Während Kulturpolitiker Tanzcompagnien immer wieder wegsparten
oder eilfertig zur Fusionsmasse degradierten, hat Pina Bausch den
Tanz als Kunstform ganz neu definiert, weil radikal anders gedacht.
Weg von der getanzten Erzählung, hin zu unablässig drängenden
Bewegungsimpulsen – im bedingungslosen Vertrauen auf die Mittel des
Tanzes als Kunstform bewies sich Pina Bausch als geniale Künstlerin.

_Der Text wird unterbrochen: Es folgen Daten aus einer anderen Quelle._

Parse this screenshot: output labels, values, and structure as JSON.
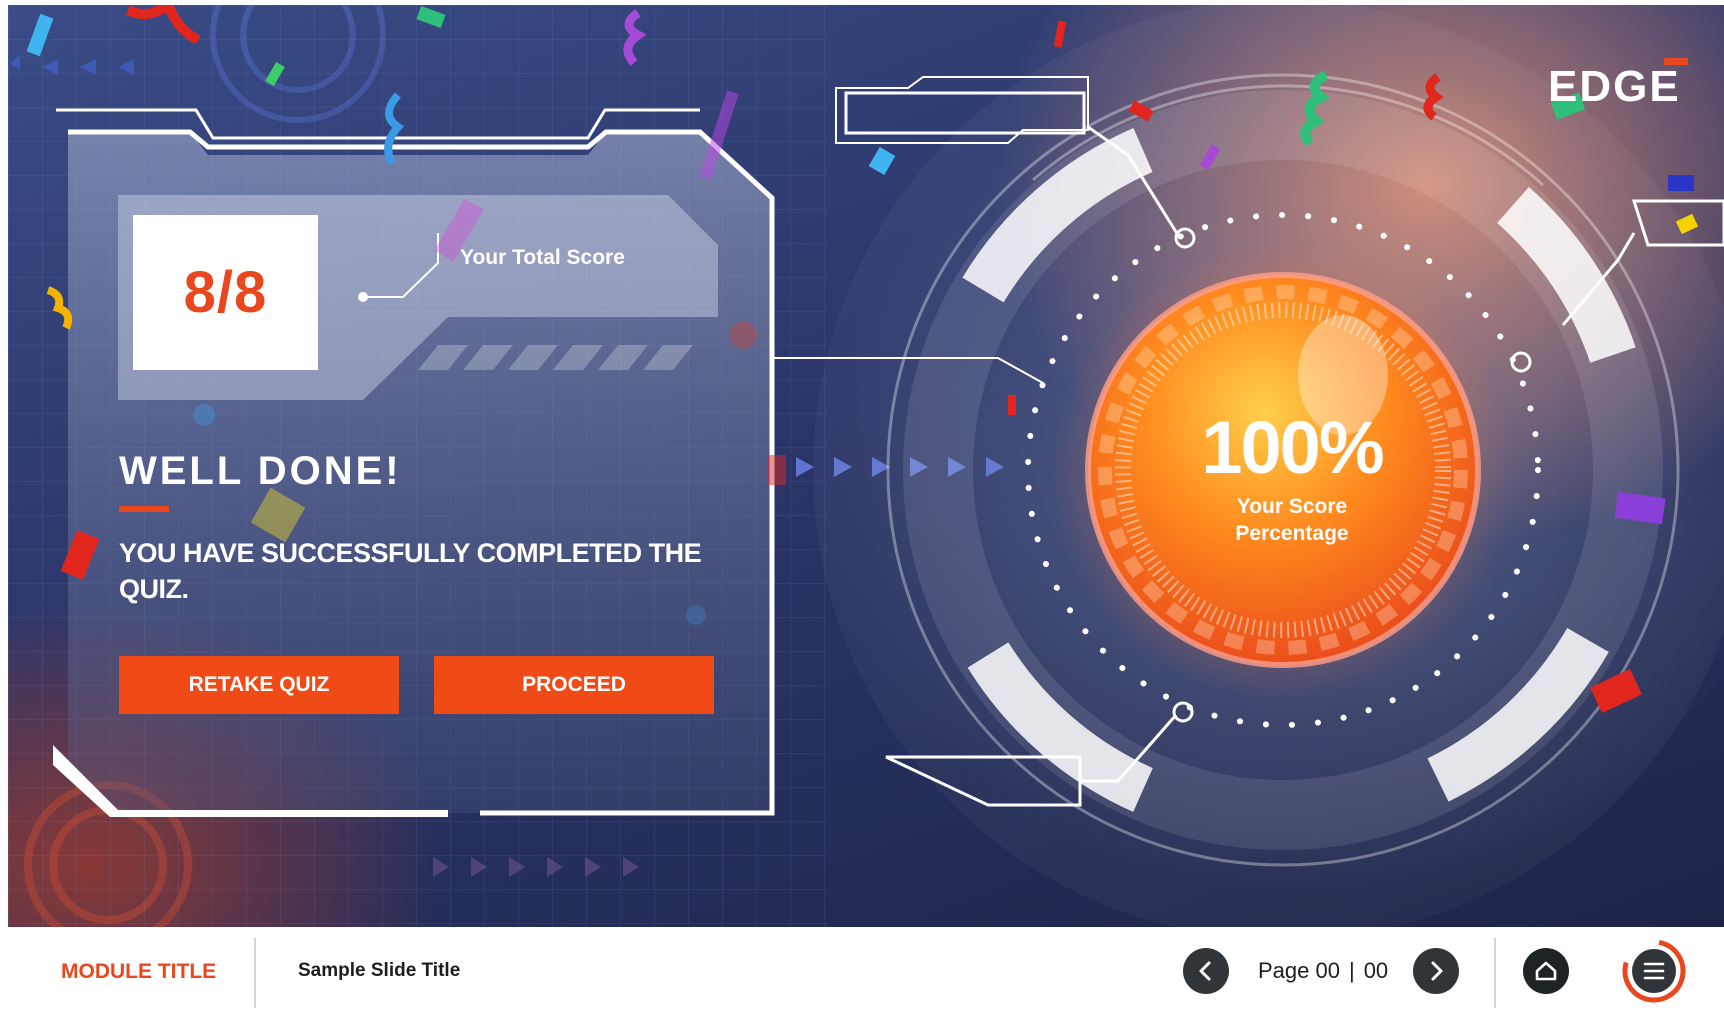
{
  "brand": {
    "logo": "EDGE",
    "accent": "#e9481e",
    "button_color": "#f04b16"
  },
  "result": {
    "score": "8/8",
    "score_label": "Your Total Score",
    "heading": "WELL DONE!",
    "message": "YOU HAVE SUCCESSFULLY COMPLETED THE QUIZ."
  },
  "actions": {
    "retake_label": "RETAKE QUIZ",
    "proceed_label": "PROCEED"
  },
  "gauge": {
    "percent": "100%",
    "label_line1": "Your Score",
    "label_line2": "Percentage",
    "level": 1.0
  },
  "footer": {
    "module_title": "MODULE TITLE",
    "slide_title": "Sample Slide Title",
    "page_label": "Page 00",
    "page_separator": "|",
    "page_total": "00"
  },
  "icons": {
    "prev": "chevron-left-icon",
    "next": "chevron-right-icon",
    "home": "home-icon",
    "menu": "hamburger-menu-icon"
  }
}
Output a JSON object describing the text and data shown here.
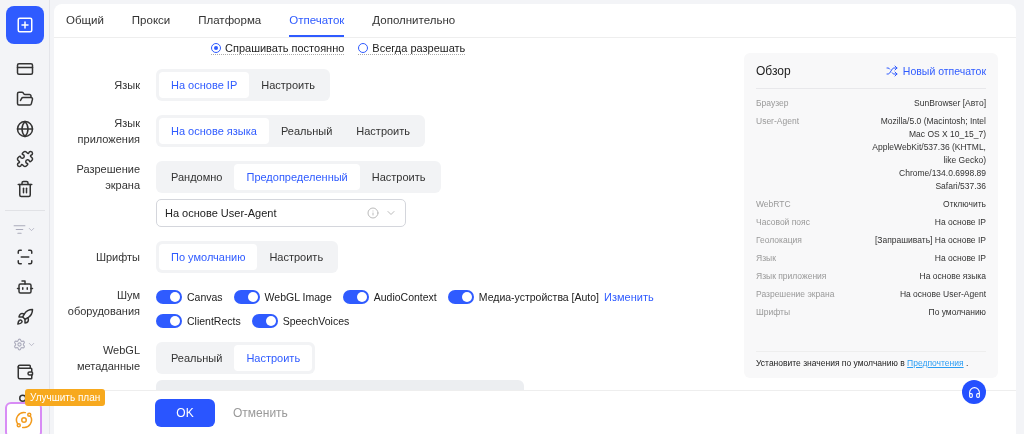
{
  "tabs": [
    {
      "label": "Общий",
      "selected": false
    },
    {
      "label": "Прокси",
      "selected": false
    },
    {
      "label": "Платформа",
      "selected": false
    },
    {
      "label": "Отпечаток",
      "selected": true
    },
    {
      "label": "Дополнительно",
      "selected": false
    }
  ],
  "geolocation_radios": [
    {
      "label": "Спрашивать постоянно",
      "selected": true
    },
    {
      "label": "Всегда разрешать",
      "selected": false
    }
  ],
  "form": [
    {
      "kind": "segmented",
      "label": "Язык",
      "options": [
        {
          "label": "На основе IP",
          "selected": true
        },
        {
          "label": "Настроить",
          "selected": false
        }
      ]
    },
    {
      "kind": "segmented",
      "label": "Язык приложения",
      "options": [
        {
          "label": "На основе языка",
          "selected": true
        },
        {
          "label": "Реальный",
          "selected": false
        },
        {
          "label": "Настроить",
          "selected": false
        }
      ]
    },
    {
      "kind": "segmented",
      "label": "Разрешение экрана",
      "options": [
        {
          "label": "Рандомно",
          "selected": false
        },
        {
          "label": "Предопределенный",
          "selected": true
        },
        {
          "label": "Настроить",
          "selected": false
        }
      ],
      "select_value": "На основе User-Agent"
    },
    {
      "kind": "segmented",
      "label": "Шрифты",
      "options": [
        {
          "label": "По умолчанию",
          "selected": true
        },
        {
          "label": "Настроить",
          "selected": false
        }
      ]
    },
    {
      "kind": "toggles",
      "label": "Шум оборудования",
      "toggles": [
        {
          "label": "Canvas",
          "on": true
        },
        {
          "label": "WebGL Image",
          "on": true
        },
        {
          "label": "AudioContext",
          "on": true
        },
        {
          "label": "Медиа-устройства [Auto]",
          "on": true,
          "link": "Изменить"
        },
        {
          "label": "ClientRects",
          "on": true
        },
        {
          "label": "SpeechVoices",
          "on": true
        }
      ]
    },
    {
      "kind": "segmented",
      "label": "WebGL метаданные",
      "options": [
        {
          "label": "Реальный",
          "selected": false
        },
        {
          "label": "Настроить",
          "selected": true
        }
      ],
      "has_field": true
    }
  ],
  "overview": {
    "title": "Обзор",
    "action": "Новый отпечаток",
    "rows": [
      {
        "key": "Браузер",
        "value": "SunBrowser [Авто]"
      },
      {
        "key": "User-Agent",
        "value": "Mozilla/5.0 (Macintosh; Intel Mac OS X 10_15_7) AppleWebKit/537.36 (KHTML, like Gecko) Chrome/134.0.6998.89 Safari/537.36"
      },
      {
        "key": "WebRTC",
        "value": "Отключить"
      },
      {
        "key": "Часовой пояс",
        "value": "На основе IP"
      },
      {
        "key": "Геолокация",
        "value": "[Запрашивать] На основе IP"
      },
      {
        "key": "Язык",
        "value": "На основе IP"
      },
      {
        "key": "Язык приложения",
        "value": "На основе языка"
      },
      {
        "key": "Разрешение экрана",
        "value": "На основе User-Agent"
      },
      {
        "key": "Шрифты",
        "value": "По умолчанию"
      }
    ],
    "footer_text": "Установите значения по умолчанию в",
    "footer_link": "Предпочтения",
    "footer_end": "."
  },
  "upgrade_tooltip": "Улучшить план",
  "buttons": [
    {
      "label": "OK",
      "kind": "primary"
    },
    {
      "label": "Отменить",
      "kind": "text"
    }
  ]
}
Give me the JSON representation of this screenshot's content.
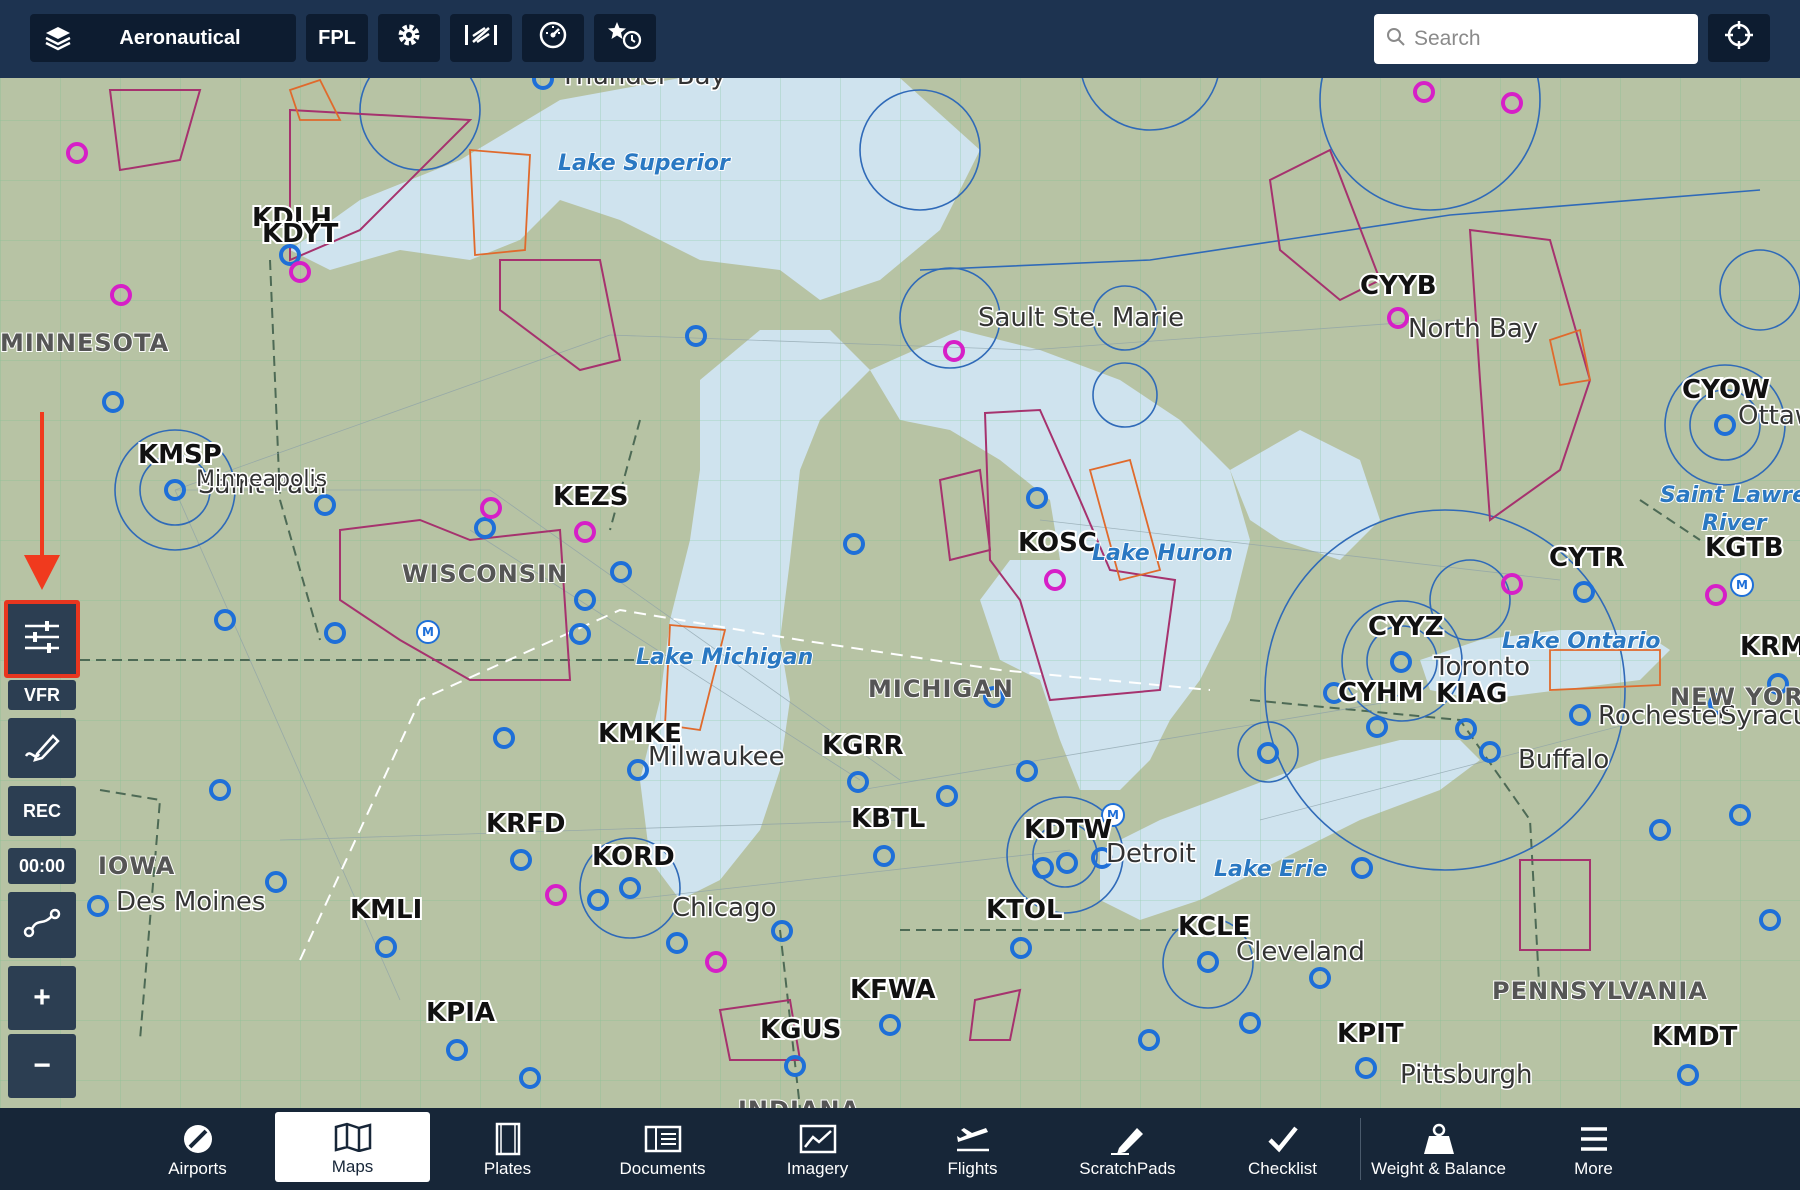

Sie beeinflusste den Tanz nicht bloß, sie hat ihn vollkommen
verändert.
Pina Bauschs Vorbild erinnert deshalb an einige Wahrheiten der
Kunst und Kultur. Zum Beispiel daran, dass es immer die Provokationen
von heute sind, die zu Klassikern von morgen werden. Oder daran, dass
die Künste kein Beiwerk sind, sondern unverzichtbares Medium, in dem
Menschen ihre großen Fragen dargestellt und manchmal beantwortet
finden. Und schließlich hat die Wuppertaler Tanzchefin demonstriert,
welch umstürzende Kraft in kleinen Gesten liegen kann. Pina Bausch
setzte Fanale gegen glatte Routine. Ihre Kunst hat bewirkt, was im
rasenden Stillstand einer alles Leben simulierenden Medienwelt
ausgeschlossen scheint: Sie hat erschüttert. Jetzt bleiben wir
genauso zurück: dankbar, tief bewegt.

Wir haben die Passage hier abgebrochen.